A word of caution: the message of the gospel may be powerful, but it’s a power that we need to take hold of. It won’t just come upon us on its own. When you hold fast to the truth of Jesus’ resurrection and all that his resurrection promises, you become more secure in him and his love, not in your circumstances. Suffering, anxiety, guilt over past sins, fear for the future—none of these have the final word. Jesus has the final word, and it is a word of freedom from sin and the promise of eternal life for all who believe.
So lean on the Lord and trust in his gospel. Believe that this “word of God” can flow from you just as it did from Paul (2 Timothy 2:9). Even when you are not openly sharing your faith, the word can still go out through the witness of your life. Whatever might be “chaining” you—even if it is a real prison—you can trust the word of God will not be chained. That word is alive in you, and it has the power to change lives.

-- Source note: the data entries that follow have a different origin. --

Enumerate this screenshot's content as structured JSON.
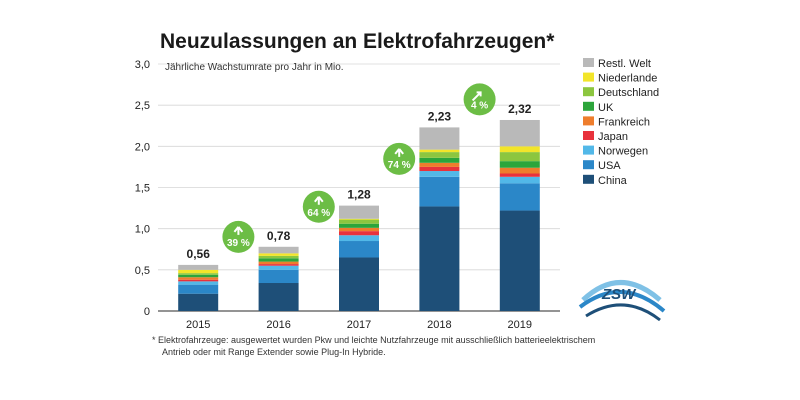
{
  "title": "Neuzulassungen an Elektrofahrzeugen*",
  "footnote": {
    "line1": "* Elektrofahrzeuge: ausgewertet wurden Pkw und leichte Nutzfahrzeuge mit ausschließlich batterieelektrischem",
    "line2": "Antrieb oder mit Range Extender sowie Plug-In Hybride."
  },
  "logo_text": "ZSW",
  "colors": {
    "arrow_badge": "#6cbd45",
    "grid": "#d6d6d6",
    "axis": "#555555"
  },
  "chart_data": {
    "type": "bar",
    "stacked": true,
    "subtitle": "Jährliche Wachstumrate pro Jahr in Mio.",
    "categories": [
      "2015",
      "2016",
      "2017",
      "2018",
      "2019"
    ],
    "yticks": [
      "0",
      "0,5",
      "1,0",
      "1,5",
      "2,0",
      "2,5",
      "3,0"
    ],
    "ylim": [
      0,
      3.0
    ],
    "totals": [
      "0,56",
      "0,78",
      "1,28",
      "2,23",
      "2,32"
    ],
    "total_values": [
      0.56,
      0.78,
      1.28,
      2.23,
      2.32
    ],
    "growth_labels": [
      "39 %",
      "64 %",
      "74 %",
      "4 %"
    ],
    "grid": true,
    "legend_position": "right",
    "series": [
      {
        "name": "China",
        "color": "#1e4f78",
        "values": [
          0.21,
          0.34,
          0.65,
          1.27,
          1.22
        ]
      },
      {
        "name": "USA",
        "color": "#2b87c8",
        "values": [
          0.11,
          0.16,
          0.2,
          0.36,
          0.33
        ]
      },
      {
        "name": "Norwegen",
        "color": "#52b8e8",
        "values": [
          0.04,
          0.05,
          0.07,
          0.07,
          0.08
        ]
      },
      {
        "name": "Japan",
        "color": "#e8323c",
        "values": [
          0.02,
          0.02,
          0.05,
          0.05,
          0.04
        ]
      },
      {
        "name": "Frankreich",
        "color": "#ee7d2c",
        "values": [
          0.03,
          0.03,
          0.04,
          0.05,
          0.07
        ]
      },
      {
        "name": "UK",
        "color": "#2ca53b",
        "values": [
          0.03,
          0.04,
          0.05,
          0.06,
          0.08
        ]
      },
      {
        "name": "Deutschland",
        "color": "#8cc63f",
        "values": [
          0.02,
          0.03,
          0.05,
          0.07,
          0.11
        ]
      },
      {
        "name": "Niederlande",
        "color": "#f2e52a",
        "values": [
          0.04,
          0.03,
          0.01,
          0.03,
          0.07
        ]
      },
      {
        "name": "Restl. Welt",
        "color": "#b9b9b9",
        "values": [
          0.06,
          0.08,
          0.16,
          0.27,
          0.32
        ]
      }
    ]
  }
}
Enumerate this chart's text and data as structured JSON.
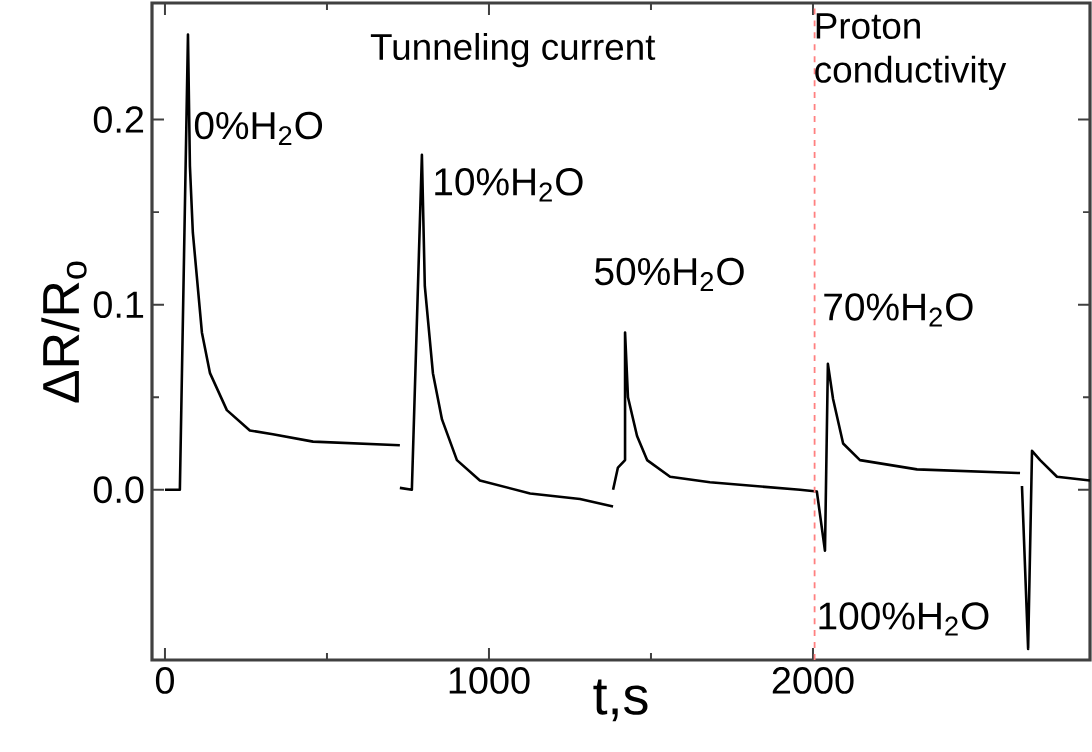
{
  "chart_data": {
    "type": "line",
    "xlabel": "t,s",
    "ylabel": "ΔR/R$_{o}$",
    "xlim": [
      -40,
      2855
    ],
    "ylim": [
      -0.092,
      0.263
    ],
    "xticks": [
      0,
      1000,
      2000
    ],
    "yticks": [
      {
        "value": 0,
        "label": "0.0"
      },
      {
        "value": 0.1,
        "label": "0.1"
      },
      {
        "value": 0.2,
        "label": "0.2"
      }
    ],
    "marker": "none",
    "line_style": "solid",
    "x": [
      0,
      46,
      71,
      77,
      86,
      114,
      139,
      191,
      262,
      333,
      457,
      725,
      null,
      725,
      762,
      793,
      802,
      827,
      855,
      901,
      972,
      1127,
      1281,
      1383,
      null,
      1383,
      1398,
      1420,
      1420,
      1429,
      1457,
      1488,
      1559,
      1682,
      1960,
      2012,
      2037,
      2046,
      2062,
      2093,
      2145,
      2321,
      2639,
      null,
      2645,
      2664,
      2676,
      2701,
      2753,
      2855
    ],
    "series": [
      {
        "color": "#000000",
        "values": [
          0,
          0,
          0.246,
          0.175,
          0.139,
          0.085,
          0.063,
          0.043,
          0.032,
          0.03,
          0.026,
          0.024,
          null,
          0.001,
          0,
          0.181,
          0.11,
          0.063,
          0.038,
          0.016,
          0.005,
          -0.002,
          -0.005,
          -0.009,
          null,
          0,
          0.012,
          0.016,
          0.085,
          0.05,
          0.029,
          0.016,
          0.007,
          0.004,
          0,
          -0.001,
          -0.033,
          0.068,
          0.049,
          0.025,
          0.016,
          0.011,
          0.009,
          null,
          0.002,
          -0.086,
          0.021,
          0.016,
          0.007,
          0.005
        ]
      }
    ],
    "ref_lines": [
      {
        "axis": "x",
        "value": 2005,
        "color": "#ff8080",
        "line_style": "dashed"
      }
    ],
    "annotations": [
      "Tunneling current",
      "Proton conductivity",
      {
        "text": "0%H$_{2}$O",
        "x": 71,
        "y": 0.246
      },
      {
        "text": "10%H$_{2}$O",
        "x": 793,
        "y": 0.181
      },
      {
        "text": "50%H$_{2}$O",
        "x": 1420,
        "y": 0.085
      },
      {
        "text": "70%H$_{2}$O",
        "x": 2046,
        "y": 0.068
      },
      {
        "text": "100%H$_{2}$O",
        "x": 2664,
        "y": -0.086
      }
    ]
  }
}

“Yes, Lord, may the word of God go forth from me.”6
Friar Jude Winkler underlines the choice to deny Jesus in ours and we experience the consequence of separation. The Shema Israel is a credo formula giving our heart or intellect, our soul or life in persecution, our mind or clear conscience, and our strength or physical possessions wholeheartedly to God. Friar Jude reminds us that love of neighbour adds the horizontal dimension of our faith to the vertical dimension of Love of God.
Fr. Richard Rohr, OFM, comments that often we strike the high moral distance that separates “us” from “them,” and yet it is God’s dream come true when we recognize that there exists no daylight between us. Serving others is good. It’s a start. But it’s just the hallway that leads to the Grand Ballroom.
Kinship—not serving the other, but being one with the other. Jesus was not “a man for others”; he was one with them. There is a world of difference in that. . . .
No daylight to separate us.
Only kinship. Inching ourselves closer to creating a community of kinship such that God might recognize it. Soon we imagine, with God, this circle of compassion. Then we imagine no one standing outside of that circle, moving ourselves closer to the margins so that the margins themselves will be erased. We stand there with those whose dignity has been denied. We locate ourselves with the poor and the powerless and the voiceless. At the edges, we join the easily despised and the readily left out. We stand with the demonized so that the demonizing will stop. We situate ourselves right next to the disposable so that the day will come when we stop throwing people away. The prophet Habakkuk writes, “The vision still has its time, presses onto fulfillment and it will not disappoint . . . and if it delays, wait for it [2:3].”
Kinship is what God presses us on to, always hopeful that its time has come.7
The work of the disciple of Jesus is to share wholehearted Love, experienced in relationship with God, to build kinship among the community of people in our lives.